Question: Our GI performs an esophageal balloon distension study on a patient who complains of frequent chest pain. However, the test does not include provocation. How do we report this procedure?
Mississippi Subscriber
Answer: This study helps the provider determine whether a patient’s chest pain results from esophageal or cardiac causes. The provider inserts a balloon dilator through the mouth and into esophagus, inflating the balloon multiple times at different points along the esophagus and records the pain response. The provider may administer a chemical agent to elicit a reaction in the esophagus; and to indicate that the likely cause of the patient’s chest pain is esophageal and not cardiac.
You may report 91040 (Esophageal balloon distension study, diagnostic, with provocation when performed) in this case. This is a diagnostic procedure, and it does not require the performance of provocation to report this procedure. Not all patients undergo provocation during the performance of the study. Provocation refers to application or instillation of some type of chemical agent to elicit a response.
According to the AMA guidelines, do not report 91040 more than once per session.
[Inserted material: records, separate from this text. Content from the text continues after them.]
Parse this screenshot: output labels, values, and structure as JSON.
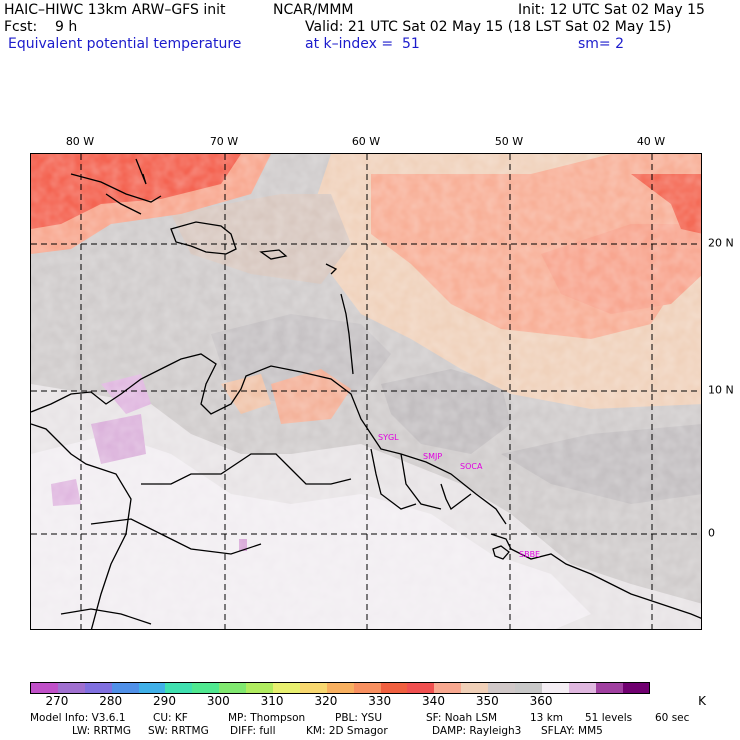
{
  "header": {
    "model": "HAIC–HIWC 13km ARW–GFS init",
    "org": "NCAR/MMM",
    "init": "Init: 12 UTC Sat 02 May 15",
    "fcst": "Fcst:    9 h",
    "valid": "Valid: 21 UTC Sat 02 May 15 (18 LST Sat 02 May 15)",
    "field": "Equivalent potential temperature",
    "level": "at k–index =  51",
    "sm": "sm= 2"
  },
  "lon_labels": [
    "80 W",
    "70 W",
    "60 W",
    "50 W",
    "40 W"
  ],
  "lat_labels": [
    "20 N",
    "10 N",
    "0"
  ],
  "stations": [
    "SYGL",
    "SMJP",
    "SOCA",
    "SBBE"
  ],
  "colorbar": {
    "colors": [
      "#c050c8",
      "#a070d0",
      "#8070e0",
      "#5090e8",
      "#40b0e8",
      "#40e0b0",
      "#50e890",
      "#80e870",
      "#b0ec60",
      "#e8f070",
      "#f8d870",
      "#f8b060",
      "#f89060",
      "#f06040",
      "#f05050",
      "#f8a890",
      "#f0d0b8",
      "#d0c8c8",
      "#c8c8c8",
      "#f4eef4",
      "#e0b8e0",
      "#a040a0",
      "#700070"
    ],
    "tick_labels": [
      "270",
      "280",
      "290",
      "300",
      "310",
      "320",
      "330",
      "340",
      "350",
      "360"
    ],
    "unit": "K"
  },
  "model_info": {
    "line1": [
      "Model Info: V3.6.1",
      "CU: KF",
      "MP: Thompson",
      "PBL: YSU",
      "SF: Noah LSM",
      "13 km",
      "51 levels",
      "60 sec"
    ],
    "line2": [
      "LW: RRTMG",
      "SW: RRTMG",
      "DIFF: full",
      "KM: 2D Smagor",
      "DAMP: Rayleigh3",
      "SFLAY: MM5"
    ]
  }
}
Plus: If you are reporting only the professional component for the service, you should append professional component modifier 26, (Professional component) to the code.
If you are reporting only the technical component for the service, you should append modifier TC (Technical component) to the code unless the hospital provided the technical component. In that case, do not append modifier TC because the hospital’s portion is inherently technical.
Do not append a professional or technical modifier to the code when reporting a global service in which one provider renders both the professional and technical components.